Doreau has always preferred to preserve older cars – “those that have a story or a pedigree,” he explains. As a minimum, run-out models that have had their earlier flaws ironed out (such as his catalyst-equipped 160bhp 505 Turbo Injection Phase 2) or beauties such as his two Pininfarina-styled 504 Coupés. If you ignore a few excusable infiltrators, among them a 27,000km 1989 Citroën 2CV, a Fiat 500 and a Simca 1301 – “technically very sorted,” according to this expert – the provincial warehouse that he rents for his automotive children accepts nothing other than Peugeots.
Sitting snugly beneath their cossetting covers, the cars await the next Sunday drive. Each one in turn is exercised every two weeks, if the conditions allow. Doreau is fastidious, but not obsessive: he takes them out in the rain if he has no choice, but prefers fine weather. On top and underneath, there isn’t a single car off whose wheelarches, door pockets or engine compartment you couldn’t eat and live to tell the tale.
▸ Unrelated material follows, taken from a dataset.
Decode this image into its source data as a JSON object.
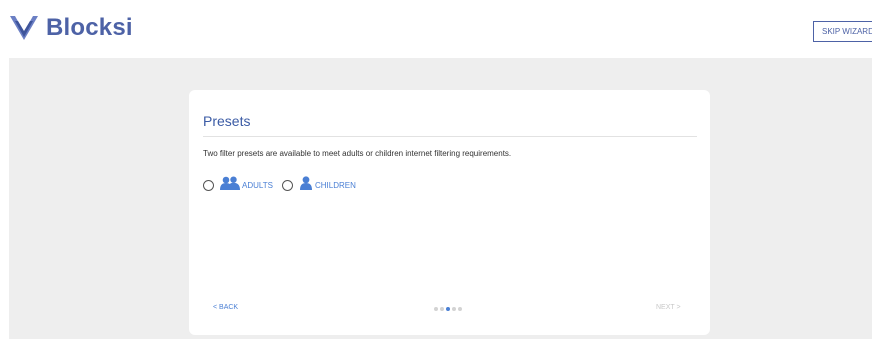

A technical adviser since 2000, Doreau can boldly delve into a car’s electronics and dig out the cause of a random breakdown, but his method is closer to the microfiches of his youth than the microprocessors of today. Not content merely to accumulate cars, he has amassed over the years a hoard of parts that would be the envy of l’Aventure Peugeot (the factory’s heritage collection). Coupé windscreens are joined by new steel wheels, washer bottles – “it’s mounted on the right wing of a 604, where it can be punctured by gravel” – chromed rear-view mirrors and dozens of oil filters, wiper blades and door seals. And he knows the six-figure part numbers off the top of his head: “A vestige from when I used to place the garage’s daily order for spares. I’ve got about 3000 of them stored up there!”
Doreau needs all of this knowledge to accomplish his mission: whatever the model, the modus operandi is the same. He seeks out the lowestmileage and the very best-maintained example he can find. He then strips it to a bare shell, scrubs it clean, and then meticulously reassembles the car with repaired, renovated, replated or repainted components, whenever they are not simply replaced by new parts.
It takes at least four months before a car is returned to the road. Not that he works on them full-time, though, because Doreau is not yet retired. For his 304 estate with its disintegrating underside, it took nine months. For his 2CV, which will be getting a full respray in Bleu Céleste, it will be less than two. What will not vary is the overall, and often exorbitant, investment that doesn’t take into account the man-hours – time for which some would charge well beyond what’s reasonable. For the parts, up to€30,000 is gobbled up by each car.
Peer into the carefully preserved interiors, and the mileages are astonishing: 699km for one of his two 504 Coupés, 1250km for the 505 Turbo, 19,000 for the 604.With its 85,000km, the 505 SR looks fresher than a tomato caressed by the morning dew. Don’t ask whether he plans to make a business of it or, worse, to sell one of the cars one day. If he did, it would undoubtedly be in order to buy yet another. Doreau’s current plan of action is to finish his 104 GLS to make space for the 104 ZS that’s currently being stripped. Then will come the 403, from which only the dashboard is missing, and the 309 GTI that’s to be rebuilt from A to Z.
And after that? “Maybe the marque’s later success stories,” he says, such as a 406 Coupé, a 605 SV24 or even a 607 V6. It’s just a matter of unearthing them – and you can’t help hoping he does fall for these future relics, because no Peugeot could hope for a better destiny.